Сполох и майдан (Отрывок из романа времени Пугачевщины) - читать онлайн бесплатно полную версию (весь текст целиком)
Интервал:
Закладка:
— Почто противничаешь, дѣдушка? Брось! заискивающе обратился Чумаковъ къ Стратилату.
— Кривдой меня не возьмешь! Смѣкаю я, у васъ съ Чикой на умѣ недоброе; вы заварили все — вы же совсѣмъ хотите народъ смутить… Про бороды тамъ ввернули, а по сю пору, небойсь, изъ казаковъ никого не обрили…
— Много ты знаешь. До глухого вѣсти дошли.
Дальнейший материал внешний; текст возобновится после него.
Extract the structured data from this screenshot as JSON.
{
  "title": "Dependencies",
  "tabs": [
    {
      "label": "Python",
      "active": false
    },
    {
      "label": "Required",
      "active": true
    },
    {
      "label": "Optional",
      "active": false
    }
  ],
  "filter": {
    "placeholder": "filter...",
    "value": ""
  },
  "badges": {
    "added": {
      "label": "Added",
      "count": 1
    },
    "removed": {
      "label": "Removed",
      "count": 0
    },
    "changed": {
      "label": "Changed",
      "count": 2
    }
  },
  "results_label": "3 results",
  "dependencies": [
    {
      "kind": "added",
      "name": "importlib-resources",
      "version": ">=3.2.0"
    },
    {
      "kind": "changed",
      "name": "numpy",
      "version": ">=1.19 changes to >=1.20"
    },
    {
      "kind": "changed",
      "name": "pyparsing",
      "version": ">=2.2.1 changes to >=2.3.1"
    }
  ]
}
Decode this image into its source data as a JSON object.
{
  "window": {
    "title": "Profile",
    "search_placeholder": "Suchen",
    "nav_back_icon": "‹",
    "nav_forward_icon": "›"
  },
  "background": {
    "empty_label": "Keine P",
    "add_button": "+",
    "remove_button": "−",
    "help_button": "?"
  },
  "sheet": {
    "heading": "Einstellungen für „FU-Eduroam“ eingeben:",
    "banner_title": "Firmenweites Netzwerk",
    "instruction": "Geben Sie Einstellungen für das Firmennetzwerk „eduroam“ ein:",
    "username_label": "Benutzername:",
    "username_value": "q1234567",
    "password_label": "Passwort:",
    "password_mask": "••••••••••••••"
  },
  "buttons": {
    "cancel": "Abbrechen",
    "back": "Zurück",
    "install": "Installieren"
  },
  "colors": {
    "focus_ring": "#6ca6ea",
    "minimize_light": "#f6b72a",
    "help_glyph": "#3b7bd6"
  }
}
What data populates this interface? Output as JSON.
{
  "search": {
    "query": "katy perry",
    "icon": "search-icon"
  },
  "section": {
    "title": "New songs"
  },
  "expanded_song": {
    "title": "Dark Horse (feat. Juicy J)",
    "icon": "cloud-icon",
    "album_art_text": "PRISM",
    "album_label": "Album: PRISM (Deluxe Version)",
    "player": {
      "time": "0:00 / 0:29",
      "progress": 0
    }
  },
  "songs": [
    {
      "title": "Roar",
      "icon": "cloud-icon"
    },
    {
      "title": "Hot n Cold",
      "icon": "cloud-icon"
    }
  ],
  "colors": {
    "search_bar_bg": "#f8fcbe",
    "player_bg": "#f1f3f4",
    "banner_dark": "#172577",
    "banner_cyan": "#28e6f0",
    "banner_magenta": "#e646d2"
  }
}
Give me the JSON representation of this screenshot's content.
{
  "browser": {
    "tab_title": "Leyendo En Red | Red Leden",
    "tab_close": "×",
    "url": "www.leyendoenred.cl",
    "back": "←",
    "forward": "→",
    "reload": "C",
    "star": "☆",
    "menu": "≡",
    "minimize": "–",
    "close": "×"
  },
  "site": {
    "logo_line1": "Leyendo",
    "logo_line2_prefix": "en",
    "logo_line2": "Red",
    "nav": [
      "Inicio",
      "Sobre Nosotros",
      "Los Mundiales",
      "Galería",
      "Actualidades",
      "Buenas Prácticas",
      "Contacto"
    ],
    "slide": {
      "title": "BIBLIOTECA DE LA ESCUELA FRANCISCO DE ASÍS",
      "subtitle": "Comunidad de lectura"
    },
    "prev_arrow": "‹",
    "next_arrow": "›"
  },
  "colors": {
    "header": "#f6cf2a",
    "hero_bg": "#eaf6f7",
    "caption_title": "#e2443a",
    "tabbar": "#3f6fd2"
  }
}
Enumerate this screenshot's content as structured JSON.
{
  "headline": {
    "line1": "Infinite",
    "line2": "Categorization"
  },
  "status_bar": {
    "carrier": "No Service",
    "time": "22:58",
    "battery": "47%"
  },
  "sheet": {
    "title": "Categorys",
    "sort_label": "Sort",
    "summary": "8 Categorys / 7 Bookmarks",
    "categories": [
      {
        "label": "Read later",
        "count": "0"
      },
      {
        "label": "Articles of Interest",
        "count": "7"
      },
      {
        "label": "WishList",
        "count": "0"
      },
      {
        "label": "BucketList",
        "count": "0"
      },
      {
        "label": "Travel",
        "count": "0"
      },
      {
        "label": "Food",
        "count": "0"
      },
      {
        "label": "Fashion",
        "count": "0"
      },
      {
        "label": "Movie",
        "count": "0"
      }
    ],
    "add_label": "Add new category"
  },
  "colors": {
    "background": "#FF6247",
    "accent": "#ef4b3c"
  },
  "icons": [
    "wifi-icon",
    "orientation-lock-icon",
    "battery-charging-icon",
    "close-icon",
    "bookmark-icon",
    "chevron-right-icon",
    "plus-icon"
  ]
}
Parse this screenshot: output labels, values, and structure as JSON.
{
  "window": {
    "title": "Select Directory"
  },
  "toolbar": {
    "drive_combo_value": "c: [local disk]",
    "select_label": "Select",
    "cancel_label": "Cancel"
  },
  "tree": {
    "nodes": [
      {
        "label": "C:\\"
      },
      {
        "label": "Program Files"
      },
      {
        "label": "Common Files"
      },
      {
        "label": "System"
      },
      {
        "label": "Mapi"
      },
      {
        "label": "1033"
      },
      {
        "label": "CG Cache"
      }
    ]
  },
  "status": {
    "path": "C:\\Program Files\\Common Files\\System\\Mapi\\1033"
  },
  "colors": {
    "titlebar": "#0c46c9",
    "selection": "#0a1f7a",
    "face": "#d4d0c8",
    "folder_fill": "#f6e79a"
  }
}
Скажи-ко ты вотъ, Иванычъ, какъ у васъ было? вымолвилъ Чика, обращаясь къ Лысову.
— Точно атаманы, мы вотъ, донцы, посему и бѣжали отъ себя… У насъ ужъ на Дону скребня идетъ по всѣмъ станицамъ.
— И многихъ въ легiонъ забрали! вымолвилъ другой донецъ Овчинниковъ.
— А кто не шолъ, забрали въ острогъ! прибавилъ Твороговъ.
— Обождемъ и свѣдаемъ, отвѣчалъ Стратилатъ, подлинно ли бороды скрести повелѣно!.. Тогда и разсудимъ, чтò предпрiять!
— Какъ наѣдутъ, дѣдушка, брадобрѣи-то московскie — не время будетъ рядить! крикнулъ голосъ изъ толпы.
— Садись, да и жмурься!
— Тебя перваго оголятъ, дѣдушка! усмѣхнулся Чумаковъ. Изъ стараго казака дѣвчонку спроворятъ!
— Ты не зубоскаль! вдругъ обидѣлся старикъ. Ишь пристали что собаки. На вотъ, съ вами стану…
И старикъ перешелъ къ толпѣ.
— Любо! Любо! Ай да дѣдушка! Одинъ ты — полъста, стоишь!
— Ну, а на этихъ плевать! сказалъ Чика показывая глазами на оставшихся несогласниковъ съ Архипомъ вo главѣ.
— Конечное дѣло… Ну, атаманы! Радуйтесь и веселитесь! Великой милостью сподобилъ васъ Господь и несказанную честь послалъ вамъ. Слухайте! Господи благослови! Чумаковъ перекрестился и продолжалъ громче. Слыхали вы, что въ запрошлую весну проявился въ городѣ Царицынѣ государь, что почитаютъ якобы покойнымъ, а онъ чудесно спасенъ Отцемъ Небесныимъ отъ ухищренья вражескаго!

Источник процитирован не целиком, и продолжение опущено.